Le centinaia di migliaia di copie vendute sono però attribuibili soprattutto allo stile popolare della narrazione e al fascino esotico (anche per i cinesi) delle descrizioni della vita nella prateria della Mongolia interna, regione del nord-ovest della Cina, una sorta di Far West in cui il protagonista e i suoi giovani compagni studenti di Pechino si trasferiscono nel 1967, per restarvi nel decennio della Rivoluzione culturale. Una saga della steppa di quarant’anni fa, quando i pascoli erano ancora verdi e l’equilibrio ecologico tra le varie specie animali e vegetali era preservato grazie alla scarsa densità  della presenza dei pastori nomadi, in coesistenza-lotta coi lupi.  E questi aspetti possono essere ragioni di successo del libro in Occidente, inserendolo nel filone di una letteratura ecologista un po’ misticheggiante.

L’autore non fa che narrare nostalgicamente le memorie della sua gioventù di pechinese trasferito a contatto con la natura selvaggia e la lezione appresa dai vecchi pastori che si oppongono invano alla trasformazione dei pascoli in terreni da dissodare per l’agricoltura e l’allevamento intensivo, con l’inevitabile conseguenza della desertificazione. In questo senso il romanzo si apparenta alla “ricerca delle radici” che ha pervaso tanta letteratura cinese della generazione della rivoluzione culturale : i “giovani istruiti” dispersi nella Cina profonda, come le talpe ne scavano la memoria atavica, portando alla luce identità sepolte sotto la superficie del foglio bianco su cui Mao voleva iscrivere il suo progetto rivoluzionario.

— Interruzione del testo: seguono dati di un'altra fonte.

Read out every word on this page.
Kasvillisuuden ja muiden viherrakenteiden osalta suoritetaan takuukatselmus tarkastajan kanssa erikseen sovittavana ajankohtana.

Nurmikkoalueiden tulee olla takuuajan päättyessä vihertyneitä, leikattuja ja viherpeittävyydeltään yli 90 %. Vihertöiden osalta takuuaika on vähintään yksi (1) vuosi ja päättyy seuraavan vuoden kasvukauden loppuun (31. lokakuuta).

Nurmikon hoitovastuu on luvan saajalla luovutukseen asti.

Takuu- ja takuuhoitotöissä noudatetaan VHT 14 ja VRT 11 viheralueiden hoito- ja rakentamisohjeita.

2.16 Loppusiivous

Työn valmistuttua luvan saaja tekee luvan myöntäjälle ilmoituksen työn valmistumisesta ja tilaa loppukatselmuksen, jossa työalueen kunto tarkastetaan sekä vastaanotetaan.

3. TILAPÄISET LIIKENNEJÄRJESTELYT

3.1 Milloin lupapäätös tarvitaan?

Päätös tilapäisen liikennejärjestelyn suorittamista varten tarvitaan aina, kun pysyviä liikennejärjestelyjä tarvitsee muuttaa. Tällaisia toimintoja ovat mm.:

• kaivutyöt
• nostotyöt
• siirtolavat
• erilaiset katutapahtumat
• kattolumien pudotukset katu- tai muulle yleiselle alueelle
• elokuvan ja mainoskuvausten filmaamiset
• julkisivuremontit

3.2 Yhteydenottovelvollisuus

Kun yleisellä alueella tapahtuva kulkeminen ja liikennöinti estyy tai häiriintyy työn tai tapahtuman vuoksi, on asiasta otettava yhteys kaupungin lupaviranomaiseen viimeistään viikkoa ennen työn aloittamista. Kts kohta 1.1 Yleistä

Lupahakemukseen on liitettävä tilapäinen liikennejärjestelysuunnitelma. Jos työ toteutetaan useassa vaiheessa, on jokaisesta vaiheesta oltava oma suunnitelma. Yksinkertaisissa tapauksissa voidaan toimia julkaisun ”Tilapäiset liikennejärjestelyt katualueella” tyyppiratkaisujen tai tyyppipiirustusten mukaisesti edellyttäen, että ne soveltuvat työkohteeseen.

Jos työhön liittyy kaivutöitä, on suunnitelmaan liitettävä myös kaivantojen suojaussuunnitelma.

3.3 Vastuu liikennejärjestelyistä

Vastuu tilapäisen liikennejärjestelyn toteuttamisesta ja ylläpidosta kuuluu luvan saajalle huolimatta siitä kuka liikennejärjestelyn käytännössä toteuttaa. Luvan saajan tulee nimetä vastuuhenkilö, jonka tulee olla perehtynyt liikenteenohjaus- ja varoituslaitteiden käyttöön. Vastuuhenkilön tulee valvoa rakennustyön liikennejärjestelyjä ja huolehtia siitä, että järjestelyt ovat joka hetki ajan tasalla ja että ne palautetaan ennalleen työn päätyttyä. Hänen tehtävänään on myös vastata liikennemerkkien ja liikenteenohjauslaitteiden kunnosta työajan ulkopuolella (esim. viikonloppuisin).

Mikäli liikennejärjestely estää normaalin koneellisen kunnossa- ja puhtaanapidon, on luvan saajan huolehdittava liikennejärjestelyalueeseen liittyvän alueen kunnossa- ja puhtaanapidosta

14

Sotto lo pseudonimo di Jiang Rong, come ci ha rivelato Fabio Cavalera nella sua corrispondenza su La Stampa da Pechino, si cela in effetti il sessantenne Lu Jiamin, incarcerato per alcuni anni dopo la primavera di Pechino del 1989, e che ha trascorso in gioventù più di dieci anni (1967-79) nella Mongolia interna. Non appartiene ai “ribelli” ma alla prima ondata di trasferimenti dei “giovani istruiti”, che colpisce soprattutto i figli dei comunisti che  “avevano imboccato la via del capitalismo” e dei professori, vittime delle Guardie Rosse. Il protagonista Chen Zhen è il suo alter ego, che deplora gli eccessi  delle Guardie Rosse e la lotta “contro i quattro vecchiumi” che distrugge le tradizioni. Nell’altipiano mongolo scopre le virtù dei “barbari che avevano terrorizzato mezzo mondo” e impara che le stragi degli erbivori (gazzelle, cavalli, marmotte, roditori) perpetrate dai lupi garantiscono la vita della prateria, tanto da scontrarsi con un ex leader di una fazione delle Guardie Rosse che vorrebbe organizzare le masse contro i lupi. Si oppone alla “sinizzazione” promossa dal governo, che trasferisce contadini cinesi a dissodare e coltivare la terra, e cerca di identificarsi con i pastori mongoli fino a tentare l’impresa di allevare un lupacchiotto per meglio apprendere lo spirito dei lupi.  Le parti descrittive, in cui l’autore nutre la sua memoria diretta con studi di etologia e ecologia coltivati nei decenni successivi, sono vivaci e dettagliatissime: possiamo perfino apprendere la composizione dello sterco di lupo e non ci vengono risparmiati i particolari più cruenti (per questo non sembra un libro destinato all’infanzia).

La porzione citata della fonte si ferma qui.